The process of bidding for £58bn sounds rather Darwinian, the way Heseltine explains it. “If they are not up to it, give them the opportunity to come up with it,” he told me and my colleague Brian Groom on Monday. “It is a competitive process, so some will get relatively more, some relatively less.”
He went on to say that his experience of the City Challenge, Regional Growth Fund and City Deals was that competition had a “benign effect” of making those who missed out “learn the lessons in order to win next time”.
The process would reveal which regions had “no economic strengths” and they would be forced to remedy this, he argues. Which begs the question: What, with no money?

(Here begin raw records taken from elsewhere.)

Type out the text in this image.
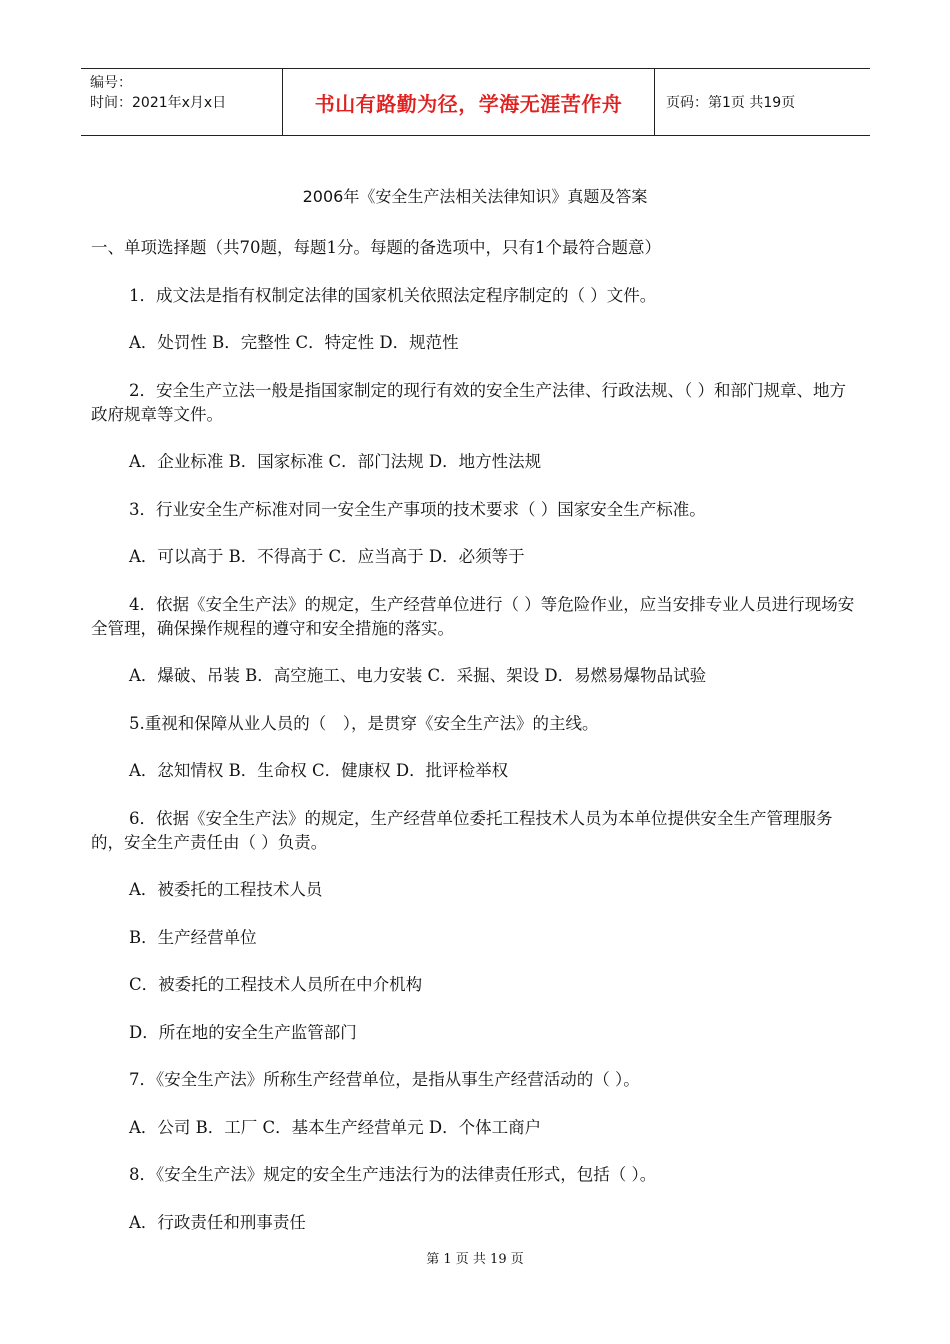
编号：
时间：2021年x月x日	书山有路勤为径，学海无涯苦作舟	页码：第1页 共19页
2006年《安全生产法相关法律知识》真题及答案

一、单项选择题（共70题，每题1分。每题的备选项中，只有1个最符合题意）

1．成文法是指有权制定法律的国家机关依照法定程序制定的（ ）文件。

A．处罚性 B．完整性 C．特定性 D．规范性

2．安全生产立法一般是指国家制定的现行有效的安全生产法律、行政法规、（ ）和部门规章、地方政府规章等文件。

A．企业标准 B．国家标准 C．部门法规 D．地方性法规

3．行业安全生产标准对同一安全生产事项的技术要求（ ）国家安全生产标准。

A．可以高于 B．不得高于 C．应当高于 D．必须等于

4．依据《安全生产法》的规定，生产经营单位进行（ ）等危险作业，应当安排专业人员进行现场安全管理，确保操作规程的遵守和安全措施的落实。

A．爆破、吊装 B．高空施工、电力安装 C．采掘、架设 D．易燃易爆物品试验

5.重视和保障从业人员的（　），是贯穿《安全生产法》的主线。

A．忿知情权 B．生命权 C．健康权 D．批评检举权

6．依据《安全生产法》的规定，生产经营单位委托工程技术人员为本单位提供安全生产管理服务的，安全生产责任由（ ）负责。

A．被委托的工程技术人员

B．生产经营单位

C．被委托的工程技术人员所在中介机构

D．所在地的安全生产监管部门

7．《安全生产法》所称生产经营单位，是指从事生产经营活动的（ ）。

A．公司 B．工厂 C．基本生产经营单元 D．个体工商户

8．《安全生产法》规定的安全生产违法行为的法律责任形式，包括（ ）。

A．行政责任和刑事责任

第 1 页 共 19 页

As for the localism of the funding, Heseltine is convinced that those running the LEPs know best how it should be spent. “How do they (Whitehall) know what the needs of 150,000 people in Bootle are? They have no idea.”
I gave him the example of flood defences: Surely Defra would know which areas needed the money?
“I would be the first to accept that,” he replied, before going on to say that under the current system the Treasury oversee a battle for funds which are then distributed centrally.
“It could well be that if you were to invite the LEPs to look at what they think the need of a particular area is, they would say, well, quite frankly, if it’s a choice between a brand new school, when we’ve got perfectly adequate schools, or an industrial estate to exploit the growing skills of the university, we’d rather have the industrial estate. My faith is that they’re more likely to get that right than somebody distributing cash functionally.”
This puts a remarkable amount of faith in the abilities of LEP members. Interestingly, neither George Osborne nor Vince Cable have indicated that they will drop the idea like a hot potato. Instead it is seen as “promising” within the coalition. Don’t be surprised, however, if this key idea is watered down to a much more modest initiative by the time it is spat out of the policy-making machine.